Monet Is My Church

17 Mar — 13 Apr 2017 at Gallery Dittrich & Schlechtriem in Berlin, Germany

18 MARCH 2017
Monet Is My Church, Exhibition view. Courtesy of Dittrich & Schlechtriem
Monet Is My Church, Exhibition view. Courtesy of Dittrich & Schlechtriem

Lars Dittrich and André Schlechtriem are pleased to present Monet Is My Church, a group show featuring Ivan Comas, Travis Lycar, Henning Strassburger, and Tyra Tingleff, opening March 16 and running though April 13, 2017. Reflecting on the current state of abstraction in contemporary practices, each of the four artists premieres new large-scale paintings conceived specifically for the four walls of the gallery. Monet Is My Church, a text pulled from a comment in an Instagram post picturing a woman standing in front Claude Monet’s Water Lilies at the Musée de l’Orangerie in Paris, considers the exalted space and often spiritual architecture around abstraction in light of the prevailing temporary and immaterial digital space of mobile screens. In the high and deep, subterranean, gallery space at Linienstraße 23, the paintings invite the viewer to now re-indulge in the reverence for the observable phenomenon of the medium and movement.

The landscape-format abstract paintings of Ivan Comas (b. Buenos Aires, Argentina, 1987) combine conventional painting techniques with the parallel process of digital printing. The oft-considered sacred space of painting is now fused with a synthetic intervention of technology. Comas manipulates an industrial printer to fix pictorial effects over a layered, water-paint base. Those marks relate to gesture and expression, implying representation as if the shapes on it were about to implode. The fetishized systems of painting and technology merge, creating the required altered state of perception to enlighten and exercise contemplation.

Travis Lycar (b. Gimli, Canada, 1980) presents twin paintings, scaled up to 300 x 280 cm each. Through the artist’s own reduplication of scale, mark, color, and process, the two works are inherently related and inevitably dissimilar. Employing a restrained palette and a slightly withdrawn application, Lycar questions what a painting could be when manifested out of a less technically influenced creative process, devoid of reference material and relying on aesthetic impulses that might lie dormant, like a recessive gene. Engaging the tone of abstraction as a pseudo-religion with a system of questions, doubt, and emotions to be understood then accomplished through a meditative practice.

An induced state of reading is further challenged by the imposition of the more digital palette and quick commercial-ready print surfaces of Henning Strassburger (b. Meißen, Germany, 1983). Bypassing the emotional or gestural methods of painting, Strassburger incorporates short free-form mark making with the nearly remarkable and seemingly graphical. Slight notions of text, icons, virtual spaces, and familiar realities sit on the surface of thinly coated canvas.

Tyra Tingleff (b.

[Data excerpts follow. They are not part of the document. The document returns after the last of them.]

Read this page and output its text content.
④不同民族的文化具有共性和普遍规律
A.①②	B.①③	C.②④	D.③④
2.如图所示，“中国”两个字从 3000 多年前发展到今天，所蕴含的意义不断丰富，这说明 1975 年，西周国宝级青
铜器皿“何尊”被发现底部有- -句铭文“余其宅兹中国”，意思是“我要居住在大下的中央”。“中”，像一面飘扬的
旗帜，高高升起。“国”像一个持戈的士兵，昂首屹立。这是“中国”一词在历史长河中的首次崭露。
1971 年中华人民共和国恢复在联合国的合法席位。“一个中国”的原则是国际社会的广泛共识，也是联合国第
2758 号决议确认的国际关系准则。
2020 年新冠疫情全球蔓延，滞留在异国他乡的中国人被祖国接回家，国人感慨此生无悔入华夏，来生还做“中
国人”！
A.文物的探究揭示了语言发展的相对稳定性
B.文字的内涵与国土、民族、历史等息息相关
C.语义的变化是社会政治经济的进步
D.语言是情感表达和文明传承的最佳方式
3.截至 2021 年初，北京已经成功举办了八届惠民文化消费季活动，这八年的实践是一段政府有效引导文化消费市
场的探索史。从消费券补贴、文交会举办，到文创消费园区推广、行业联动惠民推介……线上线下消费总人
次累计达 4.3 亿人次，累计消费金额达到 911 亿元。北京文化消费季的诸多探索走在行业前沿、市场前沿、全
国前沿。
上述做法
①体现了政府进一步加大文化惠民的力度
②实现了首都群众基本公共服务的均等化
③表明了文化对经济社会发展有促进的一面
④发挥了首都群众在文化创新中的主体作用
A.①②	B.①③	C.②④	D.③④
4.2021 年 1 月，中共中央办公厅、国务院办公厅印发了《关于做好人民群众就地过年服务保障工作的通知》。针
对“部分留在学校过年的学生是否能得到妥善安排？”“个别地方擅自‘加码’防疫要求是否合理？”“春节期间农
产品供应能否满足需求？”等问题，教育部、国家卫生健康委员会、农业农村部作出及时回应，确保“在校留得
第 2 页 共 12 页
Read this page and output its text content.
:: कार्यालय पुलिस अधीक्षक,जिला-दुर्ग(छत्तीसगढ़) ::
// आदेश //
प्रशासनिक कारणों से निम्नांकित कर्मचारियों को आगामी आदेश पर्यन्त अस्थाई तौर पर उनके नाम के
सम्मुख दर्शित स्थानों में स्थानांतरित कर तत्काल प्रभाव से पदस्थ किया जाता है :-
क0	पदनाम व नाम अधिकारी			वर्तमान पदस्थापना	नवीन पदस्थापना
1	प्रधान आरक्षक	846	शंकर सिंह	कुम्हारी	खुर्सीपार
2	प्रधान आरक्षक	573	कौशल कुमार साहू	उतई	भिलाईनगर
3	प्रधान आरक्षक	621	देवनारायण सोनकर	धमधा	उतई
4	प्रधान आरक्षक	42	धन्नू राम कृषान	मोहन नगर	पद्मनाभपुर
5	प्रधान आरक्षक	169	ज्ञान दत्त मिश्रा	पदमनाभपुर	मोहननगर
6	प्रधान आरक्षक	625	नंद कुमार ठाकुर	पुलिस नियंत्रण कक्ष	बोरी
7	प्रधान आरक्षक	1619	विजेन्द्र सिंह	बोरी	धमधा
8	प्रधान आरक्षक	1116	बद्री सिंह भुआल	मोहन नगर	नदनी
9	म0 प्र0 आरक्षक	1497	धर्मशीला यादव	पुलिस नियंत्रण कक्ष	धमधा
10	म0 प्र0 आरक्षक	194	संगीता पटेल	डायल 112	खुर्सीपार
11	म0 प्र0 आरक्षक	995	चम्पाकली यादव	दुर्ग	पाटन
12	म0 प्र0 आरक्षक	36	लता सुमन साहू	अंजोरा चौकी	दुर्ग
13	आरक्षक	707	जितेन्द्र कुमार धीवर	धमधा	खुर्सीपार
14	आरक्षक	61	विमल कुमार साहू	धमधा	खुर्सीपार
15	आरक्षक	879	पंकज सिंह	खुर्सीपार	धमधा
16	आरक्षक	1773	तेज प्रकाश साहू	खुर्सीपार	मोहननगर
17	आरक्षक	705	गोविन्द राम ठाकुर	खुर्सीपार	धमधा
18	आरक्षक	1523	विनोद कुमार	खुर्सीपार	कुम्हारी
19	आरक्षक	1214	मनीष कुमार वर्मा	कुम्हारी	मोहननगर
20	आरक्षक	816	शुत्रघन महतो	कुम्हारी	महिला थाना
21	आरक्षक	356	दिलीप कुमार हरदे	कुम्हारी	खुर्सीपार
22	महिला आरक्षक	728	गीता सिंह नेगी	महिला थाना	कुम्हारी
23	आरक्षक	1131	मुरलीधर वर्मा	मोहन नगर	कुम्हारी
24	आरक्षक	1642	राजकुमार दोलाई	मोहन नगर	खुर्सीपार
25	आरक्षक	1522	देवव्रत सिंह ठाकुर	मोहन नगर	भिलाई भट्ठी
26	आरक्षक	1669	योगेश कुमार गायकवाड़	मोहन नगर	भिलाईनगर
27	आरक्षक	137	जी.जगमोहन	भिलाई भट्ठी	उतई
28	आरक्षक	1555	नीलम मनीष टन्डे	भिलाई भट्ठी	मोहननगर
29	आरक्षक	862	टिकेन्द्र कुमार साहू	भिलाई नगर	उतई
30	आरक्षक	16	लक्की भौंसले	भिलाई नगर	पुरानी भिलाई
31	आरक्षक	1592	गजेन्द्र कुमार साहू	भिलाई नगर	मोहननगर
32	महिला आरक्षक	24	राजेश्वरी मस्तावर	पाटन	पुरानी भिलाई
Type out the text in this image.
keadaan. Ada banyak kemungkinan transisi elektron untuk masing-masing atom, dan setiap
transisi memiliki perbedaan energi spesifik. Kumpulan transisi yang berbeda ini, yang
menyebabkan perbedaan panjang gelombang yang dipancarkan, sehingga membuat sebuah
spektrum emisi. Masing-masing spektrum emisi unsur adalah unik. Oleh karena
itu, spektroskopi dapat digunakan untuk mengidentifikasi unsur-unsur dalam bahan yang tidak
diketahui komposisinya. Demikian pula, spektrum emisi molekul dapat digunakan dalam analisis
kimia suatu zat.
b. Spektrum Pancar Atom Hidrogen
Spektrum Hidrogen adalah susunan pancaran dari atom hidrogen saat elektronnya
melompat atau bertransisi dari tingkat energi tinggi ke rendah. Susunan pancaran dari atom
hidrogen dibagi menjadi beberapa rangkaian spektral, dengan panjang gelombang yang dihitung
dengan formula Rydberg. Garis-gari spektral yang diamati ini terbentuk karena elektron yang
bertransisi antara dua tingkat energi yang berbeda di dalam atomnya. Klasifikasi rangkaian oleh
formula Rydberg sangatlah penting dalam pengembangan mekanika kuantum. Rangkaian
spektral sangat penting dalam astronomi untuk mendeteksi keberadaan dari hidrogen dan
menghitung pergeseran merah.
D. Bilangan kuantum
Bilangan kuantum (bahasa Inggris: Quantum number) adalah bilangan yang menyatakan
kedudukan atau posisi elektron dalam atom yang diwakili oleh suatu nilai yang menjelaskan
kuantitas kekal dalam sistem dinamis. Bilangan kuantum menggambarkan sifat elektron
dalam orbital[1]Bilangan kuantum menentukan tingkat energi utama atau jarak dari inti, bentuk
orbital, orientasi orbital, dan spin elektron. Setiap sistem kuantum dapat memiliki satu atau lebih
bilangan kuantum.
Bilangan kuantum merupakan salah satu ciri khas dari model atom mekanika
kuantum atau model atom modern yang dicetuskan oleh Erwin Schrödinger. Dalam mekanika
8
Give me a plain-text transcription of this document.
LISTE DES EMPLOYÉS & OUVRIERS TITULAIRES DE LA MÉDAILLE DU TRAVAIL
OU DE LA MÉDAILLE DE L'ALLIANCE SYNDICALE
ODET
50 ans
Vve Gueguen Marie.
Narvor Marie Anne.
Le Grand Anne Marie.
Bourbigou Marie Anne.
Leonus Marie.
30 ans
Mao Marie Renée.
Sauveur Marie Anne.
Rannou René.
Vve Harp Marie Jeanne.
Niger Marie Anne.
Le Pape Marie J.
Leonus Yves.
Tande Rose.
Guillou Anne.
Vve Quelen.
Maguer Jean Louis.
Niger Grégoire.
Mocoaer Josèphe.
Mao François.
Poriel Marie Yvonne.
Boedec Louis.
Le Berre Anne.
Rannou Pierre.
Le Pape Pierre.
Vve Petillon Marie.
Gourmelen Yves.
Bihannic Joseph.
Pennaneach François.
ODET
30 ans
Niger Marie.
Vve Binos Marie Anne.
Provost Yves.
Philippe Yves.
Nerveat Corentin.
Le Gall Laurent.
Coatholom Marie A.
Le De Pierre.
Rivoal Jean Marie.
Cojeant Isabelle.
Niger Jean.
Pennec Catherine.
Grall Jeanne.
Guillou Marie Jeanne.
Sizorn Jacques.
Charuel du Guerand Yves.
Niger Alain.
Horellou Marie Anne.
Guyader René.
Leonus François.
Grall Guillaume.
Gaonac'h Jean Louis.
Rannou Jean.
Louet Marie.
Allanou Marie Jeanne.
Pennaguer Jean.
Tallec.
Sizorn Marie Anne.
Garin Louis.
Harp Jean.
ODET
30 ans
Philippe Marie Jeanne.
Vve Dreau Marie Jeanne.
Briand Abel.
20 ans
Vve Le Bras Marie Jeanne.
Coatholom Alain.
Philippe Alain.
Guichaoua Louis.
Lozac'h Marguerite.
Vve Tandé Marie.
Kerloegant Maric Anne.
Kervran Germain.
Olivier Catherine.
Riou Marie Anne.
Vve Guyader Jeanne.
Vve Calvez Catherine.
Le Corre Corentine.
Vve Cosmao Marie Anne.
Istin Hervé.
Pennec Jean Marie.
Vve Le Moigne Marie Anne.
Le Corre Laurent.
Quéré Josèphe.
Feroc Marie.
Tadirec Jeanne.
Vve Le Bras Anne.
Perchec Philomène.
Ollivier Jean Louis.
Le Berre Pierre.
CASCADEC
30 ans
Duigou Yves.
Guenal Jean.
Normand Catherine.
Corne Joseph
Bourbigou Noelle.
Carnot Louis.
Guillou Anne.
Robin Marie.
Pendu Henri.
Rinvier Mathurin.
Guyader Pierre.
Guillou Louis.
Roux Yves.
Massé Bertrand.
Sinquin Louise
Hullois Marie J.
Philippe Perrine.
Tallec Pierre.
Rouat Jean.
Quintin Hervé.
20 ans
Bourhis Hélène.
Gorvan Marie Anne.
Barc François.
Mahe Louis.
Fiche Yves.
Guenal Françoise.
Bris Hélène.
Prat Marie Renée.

Oslo, Norway, 1984) presents a pair of paintings that employ set strategies of abstraction, but at the same time convey an impression of an uncertain reality, a reality often mediated through the individual lens of the viewer and having various interpretations based on personal past experiences. In Monet Is My Church, Tingleff’s well-worked-over canvases can be perceived as either silent or noisy, or simultaneously confusing, not unlike an echo chamber or cave. The contending context conceals strict interpretations, allowing for distraction and tension. This space, where language is abstracted and absent, ultimately allows for a potentially more mystical path to meaning and understanding.